Именно поэтому в значительной мере жизненная задача Симбиотической личности заключается в том, чтобы открыть и развить собственное self. Выражаться это будет в открытии врожденных умений, склонностей и талантов, которые по ходу могли бы преобразоваться в интересы, предпочтения, увлечения и т.д. Это может быть предрасположенность к занятиям спортом, искусством или наукой, которая, будучи некультивируемой, исчезла и поэтому как прежде требует выявления, поддержки и укрепления Одновременно требуется, конечно, своего рода повторное достижение степени собственного развития в области идентификации, идеализации и интроекции. Необходимо, чтобы Симбиотическая личность осознала собственную склонность или подверженность неполной или неадекватной интернализации тех структур и функций, которые должны до определенной степени развиться в ней на базе внешних образцов.

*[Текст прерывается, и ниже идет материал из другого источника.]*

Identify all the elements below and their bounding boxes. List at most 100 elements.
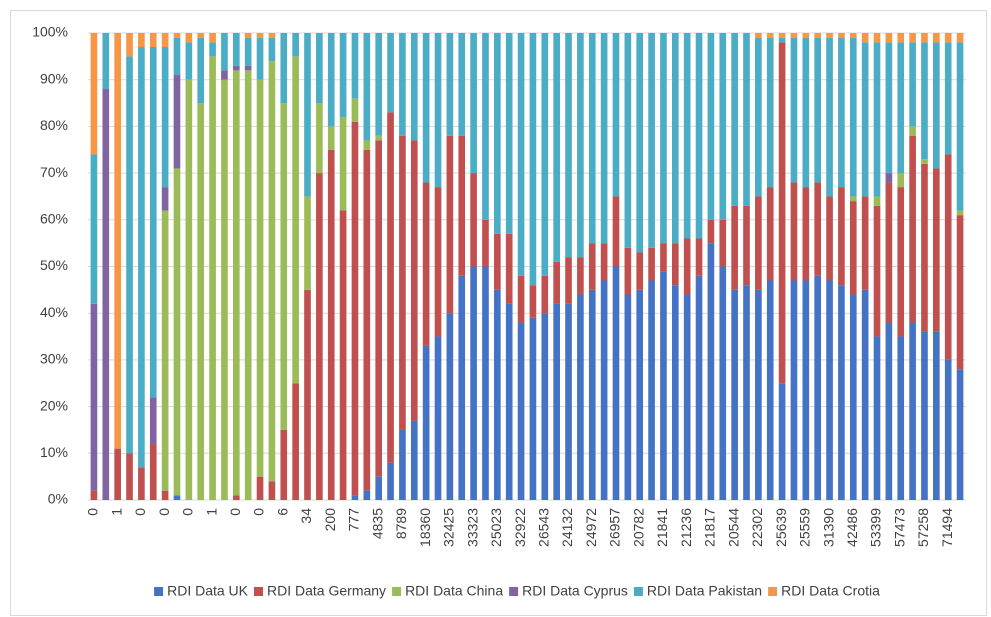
bar-segment bbox=[624, 33, 632, 248]
bar-segment bbox=[755, 37, 762, 197]
y-tick-label: 70% bbox=[40, 164, 68, 180]
bar-segment bbox=[766, 33, 774, 38]
bar-segment bbox=[755, 289, 762, 500]
bar-segment bbox=[327, 126, 335, 150]
bar-segment bbox=[173, 33, 181, 38]
bar-segment bbox=[778, 37, 786, 43]
bar-segment bbox=[399, 135, 406, 430]
bar-segment bbox=[636, 252, 644, 290]
bar-segment bbox=[933, 168, 940, 332]
bar-segment bbox=[933, 331, 940, 500]
bar-segment bbox=[470, 173, 477, 267]
y-tick-label: 30% bbox=[40, 351, 68, 367]
y-tick-label: 40% bbox=[40, 304, 68, 320]
legend-label: RDI Data China bbox=[405, 583, 503, 599]
bar-segment bbox=[944, 154, 952, 360]
bar-segment bbox=[897, 33, 905, 43]
bar-segment bbox=[790, 280, 798, 500]
x-tick-label: 6 bbox=[274, 508, 290, 516]
x-tick-label: 1 bbox=[108, 508, 124, 516]
bar-segment bbox=[173, 495, 181, 500]
bar-segment bbox=[541, 33, 549, 276]
bar-segment bbox=[671, 33, 679, 244]
bar-segment bbox=[909, 322, 916, 500]
x-tick-label: 777 bbox=[346, 508, 362, 532]
bar-segment bbox=[482, 33, 489, 220]
bar-segment bbox=[909, 33, 916, 43]
x-tick-label: 31390 bbox=[820, 508, 836, 547]
bar-segment bbox=[375, 476, 383, 500]
bar-segment bbox=[244, 65, 252, 71]
bar-segment bbox=[695, 275, 703, 500]
bar-segment bbox=[612, 33, 620, 197]
bar-segment bbox=[873, 33, 881, 43]
bar-segment bbox=[138, 467, 145, 500]
bar-segment bbox=[173, 168, 181, 496]
bar-segment bbox=[541, 275, 549, 314]
bar-segment bbox=[553, 303, 560, 500]
bar-segment bbox=[458, 275, 466, 500]
legend-label: RDI Data Cyprus bbox=[522, 583, 628, 599]
bar-segment bbox=[232, 70, 240, 496]
bar-segment bbox=[126, 453, 133, 500]
bar-segment bbox=[944, 42, 952, 155]
bar-segment bbox=[541, 313, 549, 500]
bar-segment bbox=[755, 33, 762, 38]
bar-segment bbox=[494, 233, 501, 290]
bar-segment bbox=[517, 275, 525, 323]
bar-segment bbox=[565, 257, 572, 304]
y-tick-label: 100% bbox=[32, 24, 68, 40]
bar-segment bbox=[766, 37, 774, 188]
bar-segment bbox=[849, 201, 857, 295]
bar-segment bbox=[897, 336, 905, 500]
y-tick-label: 0% bbox=[48, 491, 68, 507]
bar-segment bbox=[814, 182, 822, 276]
bar-segment bbox=[232, 33, 240, 66]
bar-segment bbox=[683, 238, 691, 295]
bar-segment bbox=[149, 443, 157, 500]
bar-segment bbox=[149, 397, 157, 444]
bar-segment bbox=[351, 121, 359, 496]
x-tick-label: 26957 bbox=[607, 508, 623, 547]
bar-segment bbox=[316, 33, 323, 104]
x-tick-label: 21817 bbox=[702, 508, 718, 547]
bar-segment bbox=[719, 266, 727, 500]
bar-segment bbox=[446, 313, 454, 500]
bar-segment bbox=[363, 140, 371, 150]
bar-segment bbox=[743, 285, 750, 500]
bar-segment bbox=[209, 56, 216, 500]
bar-segment bbox=[802, 37, 810, 188]
bar-segment bbox=[161, 33, 169, 48]
bar-segment bbox=[719, 219, 727, 267]
bar-segment bbox=[517, 33, 525, 276]
bar-segment bbox=[933, 42, 940, 169]
bar-segment bbox=[327, 33, 335, 127]
bar-segment bbox=[529, 33, 537, 286]
x-tick-label: 34 bbox=[298, 508, 314, 524]
bar-segment bbox=[173, 75, 181, 169]
bar-segment bbox=[197, 33, 205, 38]
bar-segment bbox=[873, 42, 881, 197]
legend-swatch bbox=[768, 587, 778, 596]
x-tick-label: 25639 bbox=[773, 508, 789, 547]
x-tick-label: 0 bbox=[156, 508, 172, 516]
bar-segment bbox=[280, 103, 288, 430]
bar-segment bbox=[339, 33, 347, 118]
x-tick-label: 21841 bbox=[654, 508, 670, 547]
bar-segment bbox=[707, 243, 715, 500]
bar-segment bbox=[316, 173, 323, 500]
bar-segment bbox=[126, 56, 133, 454]
bar-segment bbox=[577, 33, 584, 258]
bar-segment bbox=[399, 33, 406, 136]
bar-segment bbox=[102, 89, 110, 500]
bar-segment bbox=[292, 383, 299, 500]
x-tick-label: 200 bbox=[322, 508, 338, 532]
bar-segment bbox=[209, 42, 216, 57]
bar-segment bbox=[648, 33, 655, 248]
bar-segment bbox=[873, 336, 881, 500]
bar-segment bbox=[683, 294, 691, 500]
bar-segment bbox=[304, 196, 311, 290]
bar-segment bbox=[138, 33, 145, 48]
bar-segment bbox=[909, 126, 916, 136]
x-tick-label: 71494 bbox=[939, 508, 955, 547]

Я думаю, что самая главная трудность в лечении симбио-тического характера заключается в преодолении естественной выгоды для личности того состояния, в котором она пребывает — пассивного отношения к собственным внутренним импульсам и одновременно заимствования идентичности у других. Стратегии такого типа так глубоко укоренились, до такой степени не требуют усилий и настолько облегчают обретение временного чувства удовлетворения и избегание неприятных фрустраций, что их искоренение зачастую бывает очень трудным. Поэтому нет ничего удивительного в том, что Симбиотическая характерологическая проблема часто обнаруживается у людей, имеющих склонность к компульсивному перееданию. Такого рода инкорпорация успокаивает, заполняет ощущаемую пустоту и часто служит отсечению неприятных чувств, снимая необходимость сохранять своего рода дисциплину в социальной и интеллектуальной жизни личности — дисциплину, которая у таких людей как правило более сурова, являясь следствием истории недостаточной поддержки в процессе индивидуации и чрезмерного поощрения состояния зависимости.

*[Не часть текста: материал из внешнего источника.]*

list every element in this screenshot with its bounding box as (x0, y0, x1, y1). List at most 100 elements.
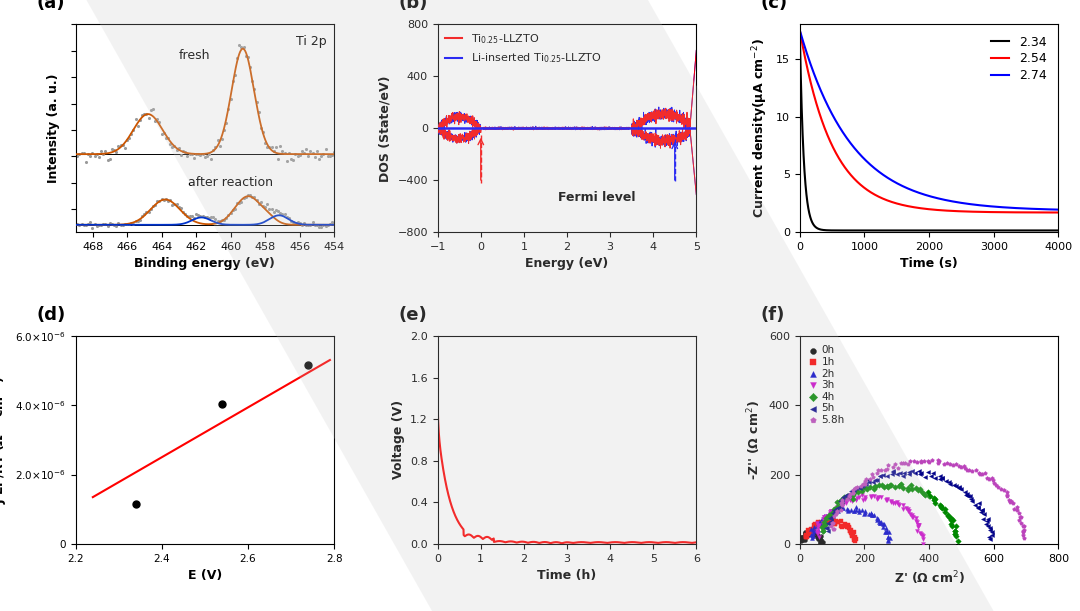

Подводя итог, основной посыл, который Симбиотическая личность получила от своего родителя, можно выразить словами: «Ты можешь получить от меня все блага, которые необходимы, только тогда, когда отречешься от собственного развития. Ты можешь иметь либо меня, либо себя». В такой ситуации автономия в какой бы то ни было форме становится опасной. В итоге потребность в ней оказывается вытесненной и вместе с ней будет подавлена естественная агрессия, необходимая для осуществления сепарации. Вместо этого зачастую развиваются и совершенствуются компромиссные решения классического невротического характера, благодаря которым появляется возможность создания некой видимости автономии с одновременной гарантией ужасающей перспективы оказаться брошенным. Именно в этом кроется причина внутреннего конфликта симбиотического характера, который можно объяснить при помощи классической психоаналитической модели: жажда автономии и страх перед ней. Поэтому дефицит симбиотического характера проявляется в блокировке развития, касающейся этой проблемы и приводит в последствии к неумению учиться. Это касается неспособности к четкому установлению границ self - другие, развитию чувства безопасности в рискованных ситуациях, чувства самоценности и в целом — хорошего ощущения собственного self. Вместо этого происходит развитие фальшивого self с хамелеоновой природой, при котором идентичность личности обнаруживается не в ней самой,я а в других людях.